Home is Where the Heart Is

It’s been a summer of staying close to home for me. Most years, I’ve yearned to get out of town, to travel and to visit new sites, and enjoy new experiences with a variety of people. This summer is the exception. There are such threatening and unnerving events happening around the world that the farthest I’ve consented to go is to visit good friends at their cottage in Eastern Ontario, driving from my home in Oakville. Otherwise, I’m staying put, safely planted in my small community, hovering between Lake Ontario and the QEW highway.

I’ve never been an inveterate traveler, always thinking twice, three times, and often more about travelling outside Canada. Perhaps it’s my immigrant parents who clung to Canada after arriving from Europe under harrowing circumstances, who remind me to be cautious. The farthest they travelled was to winter vacations in California or Florida. Trips they planned to Europe were made and then cancelled.

Why Staying Close to Home Feels More Important Than Ever

Today, the number of Canadians travelling across the border to the U.S. has dwindled considerably. We’re a cautious lot, and news reports of being stopped at border crossings certainly drain my enthusiasm for exploring new destinations south of the border. These days, I’m finding that I prefer to stick close to home. It’s my happy place.

Home has always been a comfort to me, yet lately that “homebody” feeling has grown exponentially. While the world is engulfed in turmoil, fighting wars and enduring unpredictable economic turbulence, being home feels like precisely the right place to be.

Of course, our habits change as we age and what makes us happy changes too. We are different at 40 than we were at 20, different again at 60 than we were at 40, and different once more at 80 than we were at 60. As I grow older, I find that sticking close to home and community is one of the central pillars of my confidence and my happiness.

Loneliness, Belonging, and the Search for Happiness at Home

At a recent Aspen Ideas Festival, Canadian-American columnist and author David Brooks and Harvard Law School professor Adam Sandel spoke about “The Ancient Art of Being Human: Self, Society and the Good Life.” From time to time, I suspect most everyone asks themselves if they are living the good life. Sadly, in the U.S., the percentage of those reporting loneliness rose during COVID, then decreased for a short period after, and is now rising again – as is the percentage of those who report being unhappy.

Adam Sandel believes the basis of our discontent, or what makes us unhappy, is that we are fixated on goals, striving for the latest achievement, only to find that achievement ultimately empty. David Brooks argues that there are six desires in life: belonging or friendship, understanding, respect, recognition, enjoyment, and meaning or finding life’s purpose. Brooks also stresses that the number of Americans who report feeling lonely has increased by 50 percent since 2000.

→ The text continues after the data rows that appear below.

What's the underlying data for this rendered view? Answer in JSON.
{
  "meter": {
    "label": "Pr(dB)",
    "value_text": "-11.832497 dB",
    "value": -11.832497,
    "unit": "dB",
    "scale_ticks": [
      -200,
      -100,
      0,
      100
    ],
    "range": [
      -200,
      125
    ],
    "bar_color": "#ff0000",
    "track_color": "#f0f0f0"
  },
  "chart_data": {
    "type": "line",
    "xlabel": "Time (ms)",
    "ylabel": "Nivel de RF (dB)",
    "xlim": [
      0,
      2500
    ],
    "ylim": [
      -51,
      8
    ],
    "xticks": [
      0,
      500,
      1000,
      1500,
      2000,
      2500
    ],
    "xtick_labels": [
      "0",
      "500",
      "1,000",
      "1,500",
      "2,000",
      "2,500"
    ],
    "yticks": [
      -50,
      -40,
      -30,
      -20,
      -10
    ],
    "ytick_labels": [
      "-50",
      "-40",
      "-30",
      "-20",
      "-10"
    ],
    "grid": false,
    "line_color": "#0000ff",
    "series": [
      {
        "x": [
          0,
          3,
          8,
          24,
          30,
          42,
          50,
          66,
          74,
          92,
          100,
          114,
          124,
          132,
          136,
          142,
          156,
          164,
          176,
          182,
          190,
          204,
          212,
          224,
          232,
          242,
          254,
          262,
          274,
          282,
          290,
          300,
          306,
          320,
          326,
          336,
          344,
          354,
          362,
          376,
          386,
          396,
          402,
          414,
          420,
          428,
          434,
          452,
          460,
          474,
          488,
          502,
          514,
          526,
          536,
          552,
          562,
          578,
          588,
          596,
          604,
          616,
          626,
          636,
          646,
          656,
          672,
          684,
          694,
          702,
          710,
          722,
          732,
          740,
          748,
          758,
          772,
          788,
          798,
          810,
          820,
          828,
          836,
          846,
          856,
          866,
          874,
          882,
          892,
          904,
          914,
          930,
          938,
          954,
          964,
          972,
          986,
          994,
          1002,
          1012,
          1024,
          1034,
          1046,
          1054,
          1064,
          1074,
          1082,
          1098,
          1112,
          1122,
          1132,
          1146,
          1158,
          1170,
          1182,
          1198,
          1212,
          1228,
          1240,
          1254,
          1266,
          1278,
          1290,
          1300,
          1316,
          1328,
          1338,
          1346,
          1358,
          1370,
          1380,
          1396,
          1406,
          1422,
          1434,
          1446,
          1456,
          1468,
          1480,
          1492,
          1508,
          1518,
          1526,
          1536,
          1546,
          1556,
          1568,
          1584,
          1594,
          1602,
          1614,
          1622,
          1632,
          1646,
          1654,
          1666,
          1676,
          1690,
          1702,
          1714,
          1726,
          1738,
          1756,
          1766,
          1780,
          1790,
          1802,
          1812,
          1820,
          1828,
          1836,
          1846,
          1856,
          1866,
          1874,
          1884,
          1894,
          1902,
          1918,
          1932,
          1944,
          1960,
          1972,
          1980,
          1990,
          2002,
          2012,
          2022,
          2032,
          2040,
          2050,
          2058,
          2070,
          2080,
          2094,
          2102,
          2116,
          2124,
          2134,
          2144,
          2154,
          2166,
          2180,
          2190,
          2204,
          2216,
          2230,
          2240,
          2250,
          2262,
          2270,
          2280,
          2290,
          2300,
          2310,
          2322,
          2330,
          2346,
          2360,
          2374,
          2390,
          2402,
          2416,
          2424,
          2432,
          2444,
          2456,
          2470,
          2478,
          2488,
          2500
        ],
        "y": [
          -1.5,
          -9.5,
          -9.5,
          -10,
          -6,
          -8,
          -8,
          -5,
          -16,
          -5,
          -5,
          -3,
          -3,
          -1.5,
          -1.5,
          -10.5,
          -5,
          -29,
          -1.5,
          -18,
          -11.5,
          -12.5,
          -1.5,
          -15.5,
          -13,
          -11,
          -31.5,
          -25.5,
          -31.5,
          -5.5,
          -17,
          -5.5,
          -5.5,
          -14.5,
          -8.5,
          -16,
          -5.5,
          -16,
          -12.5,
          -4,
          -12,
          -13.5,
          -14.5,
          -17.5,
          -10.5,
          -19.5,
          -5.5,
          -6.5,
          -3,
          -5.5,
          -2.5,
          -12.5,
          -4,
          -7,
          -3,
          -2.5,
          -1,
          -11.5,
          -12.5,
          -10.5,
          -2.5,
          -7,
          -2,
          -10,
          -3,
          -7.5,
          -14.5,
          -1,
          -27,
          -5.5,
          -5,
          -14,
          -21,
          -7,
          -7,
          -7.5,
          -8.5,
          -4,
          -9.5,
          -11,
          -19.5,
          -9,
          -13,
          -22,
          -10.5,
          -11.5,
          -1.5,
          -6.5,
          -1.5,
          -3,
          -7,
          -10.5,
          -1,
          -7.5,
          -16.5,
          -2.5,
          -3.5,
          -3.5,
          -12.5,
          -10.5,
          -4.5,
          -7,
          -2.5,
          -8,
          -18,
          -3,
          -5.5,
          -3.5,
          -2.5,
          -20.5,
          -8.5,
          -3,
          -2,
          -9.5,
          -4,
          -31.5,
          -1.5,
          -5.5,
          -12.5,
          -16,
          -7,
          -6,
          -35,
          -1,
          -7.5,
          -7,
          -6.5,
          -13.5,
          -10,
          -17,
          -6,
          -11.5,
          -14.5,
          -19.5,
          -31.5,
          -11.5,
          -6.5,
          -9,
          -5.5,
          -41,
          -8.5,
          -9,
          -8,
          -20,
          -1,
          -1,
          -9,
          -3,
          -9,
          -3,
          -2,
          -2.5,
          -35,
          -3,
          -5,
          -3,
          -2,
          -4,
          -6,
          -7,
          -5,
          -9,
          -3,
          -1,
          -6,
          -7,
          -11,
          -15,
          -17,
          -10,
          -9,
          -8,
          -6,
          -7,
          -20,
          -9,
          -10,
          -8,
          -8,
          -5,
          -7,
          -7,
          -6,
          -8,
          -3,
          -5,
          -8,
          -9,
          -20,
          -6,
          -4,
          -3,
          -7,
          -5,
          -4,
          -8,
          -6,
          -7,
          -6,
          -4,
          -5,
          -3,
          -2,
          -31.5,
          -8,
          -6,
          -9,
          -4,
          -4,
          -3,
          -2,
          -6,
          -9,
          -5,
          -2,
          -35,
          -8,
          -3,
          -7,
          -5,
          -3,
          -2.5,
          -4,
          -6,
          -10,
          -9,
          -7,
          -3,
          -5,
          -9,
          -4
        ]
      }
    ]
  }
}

Connecting with Family and Community Through Shared Experiences

I think that’s why I prefer to stay close to home and to those I love and admire. Not only is my family nearby, but my friends, old and new, who fill my life with joy and understanding, are within an hour’s drive. My daughter and her partner live close by. Former colleagues also reside nearby, and the world of books and magazines that keeps my mind and pocketbook active is a short drive down the highway to Toronto.

My trips for this summer, if you can call them that, include two jaunts to the Stratford Festival. In July, my daughter and I saw Anne of Green Gables, and I can’t imagine a happier day than the one I spent with her. Not only is the Stratford Festival a short drive from Oakville, but the play and its marvelous characters touched my heart.

Finding Joy and Purpose Without Traveling Far

The Stratford play (the hit of this season) is based on Lucy Maud Montgomery’s timeless tale of imagination, resilience, and the transformative power of love. For those who’ve read the Anne of Green Gables (and Emily of New Moon) books as children and adolescents, the play is not only a trip down memory lane but also a reconnection with the feelings that drove our emotions at a young age. This Canadian story is about home and belonging, understanding, recognition, enjoyment, and finding life’s purpose — the exact qualities that David Brooks describes during his talk in Aspen, only with a quintessentially Canadian homespun spin.

My daughter and I sat together, enchanted by the play, by the acting, and by the very fact that although we read the Anne of Green Gables books decades apart, the feelings we experienced in the theatre that summer afternoon in late July were the same. This shared experience brought us closer together than we have felt in some time.

You could say we travelled quite a distance that afternoon, watching the actors who transported us to Avonlea, Prince Edward Island, and to the farmhouse of Matthew and Marilla, an older brother and sister, who find their loneliness disappearing as does Anne, as they become a family – staying close to home and cherishing every minute of it.